Before my "awakening" I was just going with the flow if you will, and putting just about zero effort into the things the Lord and the prophets have counseled us to do. I wanted many things, like spiritual protection, answers about school and work, peace at home, counsel on how to be a new mother, etc. But, I wasn't reading my scriptures, rarely praying and my church attendance was about 50/50.

To some this may not sound like a huge deal, but looking back I can see how not being consistent in actively doing the things the Lord has asked, I was allowing (whether or not I noticed) the influence of the adversary into my life, my family and my marriage.

There's a misconception about the adversary (the Devil, Satan, whatever you want to call him) in our time, where people think he's this red demon with horns surrounded by flames, or some may even try to convince you he doesn't exist at all. I could tell you many many things regarding this topic, but I can assure you he does not work like the "boogey man" some imagine. He's sneaky and creeps into our lives little by little, whether it starts with negative thoughts or small addictions that lead you further and further down his path, you can be sure he's there.

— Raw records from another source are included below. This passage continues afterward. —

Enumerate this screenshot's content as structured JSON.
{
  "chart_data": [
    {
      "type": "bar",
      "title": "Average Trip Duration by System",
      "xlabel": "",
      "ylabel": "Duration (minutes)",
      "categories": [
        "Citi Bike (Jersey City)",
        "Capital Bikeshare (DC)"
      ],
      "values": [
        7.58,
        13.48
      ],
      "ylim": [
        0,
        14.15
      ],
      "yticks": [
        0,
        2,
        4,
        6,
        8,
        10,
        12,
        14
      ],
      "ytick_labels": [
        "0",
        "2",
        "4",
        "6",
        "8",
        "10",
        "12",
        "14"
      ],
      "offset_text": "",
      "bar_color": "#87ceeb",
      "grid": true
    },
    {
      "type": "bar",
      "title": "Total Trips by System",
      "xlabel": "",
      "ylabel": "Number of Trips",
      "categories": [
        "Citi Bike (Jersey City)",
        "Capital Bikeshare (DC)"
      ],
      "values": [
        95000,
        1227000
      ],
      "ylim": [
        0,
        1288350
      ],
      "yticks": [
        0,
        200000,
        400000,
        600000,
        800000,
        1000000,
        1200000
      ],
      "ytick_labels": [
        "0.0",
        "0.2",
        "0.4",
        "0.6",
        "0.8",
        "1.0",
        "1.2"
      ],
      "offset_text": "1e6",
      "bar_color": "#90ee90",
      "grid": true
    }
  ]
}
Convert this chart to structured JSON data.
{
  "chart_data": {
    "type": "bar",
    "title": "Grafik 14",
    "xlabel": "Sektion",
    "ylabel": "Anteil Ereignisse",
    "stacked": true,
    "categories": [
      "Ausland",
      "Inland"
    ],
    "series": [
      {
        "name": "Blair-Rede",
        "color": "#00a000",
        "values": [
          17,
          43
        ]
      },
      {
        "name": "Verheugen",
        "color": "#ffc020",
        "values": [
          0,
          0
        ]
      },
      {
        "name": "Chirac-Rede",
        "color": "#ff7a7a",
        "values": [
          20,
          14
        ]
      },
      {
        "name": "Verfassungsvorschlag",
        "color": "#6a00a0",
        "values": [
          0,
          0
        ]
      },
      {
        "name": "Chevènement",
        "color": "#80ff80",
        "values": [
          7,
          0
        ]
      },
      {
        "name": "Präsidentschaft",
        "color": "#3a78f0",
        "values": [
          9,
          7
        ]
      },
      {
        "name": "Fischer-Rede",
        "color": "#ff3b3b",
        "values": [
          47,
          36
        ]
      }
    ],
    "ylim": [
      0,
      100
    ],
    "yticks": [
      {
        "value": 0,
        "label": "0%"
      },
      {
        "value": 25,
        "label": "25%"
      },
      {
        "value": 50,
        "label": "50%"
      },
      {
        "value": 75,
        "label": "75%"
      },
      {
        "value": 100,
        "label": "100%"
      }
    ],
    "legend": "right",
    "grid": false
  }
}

I don't say this to make anyone fearful, my intention is to help bring that to awareness because sometimes we may wonder "why am I not getting an answer or feeling a connection with my Heavely Father?", when the reason why may be something simple. We may need to change a simple negative habit, or we may need to get rid of a series of things in our lives to strengthen our relationship with our Heavenly Father and Savior.

If you haven't already,  or if you feel you've been slacking like I was (and still am a lot of the time)  start doing the simple things TODAY. Start making constant prayer a priority,  whether you're driving or on your knees by your bed. You want protection and many other endless amounts of blessings?  Read your scriptures, follow His commandments,  ask Him questions and with genuinely open heart and contrite spirit seek those answers.

I promise you that God loves you, He wants to answer your questions,  He wants you to feel His love, He wants to comfort you, and most of all He wants to welcome you back home with a warm embrace.

Lyssa

Wednesday, April 19, 2017

Heart of Gold

Hopefully I'm not embarrassing my husband too much by sharing this story, but it's his birthday! So why not? haha I had to highlight one of the reasons I love him and why others admire him.

A few years ago before my brother Amon passed away Daniel and I went to visit him and my mom. My mom needed help with something that required her and I to go out for 45min or so, and Daniel ended up babysitting Amon. Now, for those who don't know, my brother had special needs and had the mentality of an 8 month old baby. He required 24/7 care (although he could walk), so leaving him with anyone besides our immediate family was very rare.

Even though it wasn't an easy task, my sweet new fiance (at the time) took it on and my mom and I left. When we arrived he was giving my brother a shower because he'd had a dirty diaper. I remember feeling so many things (especially humbled) in that moment but I kept myself together and asked him:

Me: "How come you gave him a shower babe? You didn't have to do that"

and his response was simple:

Daniel: "I couldn't leave him dirty, I know I wouldn't want to be dirty"

Now, to many people that may not mean much, I don't know, but for me that meant the world. Here is Daniel who had never taken care of my brother alone before and he was giving him a shower because he'd had a dirty diaper. I know for a fact that wasn't easy for him, but he cared more about my brother's well-being than his own pride in that moment, and not once did he complain.

I'm pretty sure I cried that night because I was so humbled and touched by that. To me that was one of the most selfless things anyone had ever done for my brother. He could've called me and told me to hurry home, or waited, but he was too focused on my brother's well-being that he took care of him on his own.

I've always joked with him that when I grow up I want to be like him, and every time I tell this story I remember why. He makes me want to be more selfless, grateful, humble, and so much more.

Happy birthday my babe, stay loving and selfless.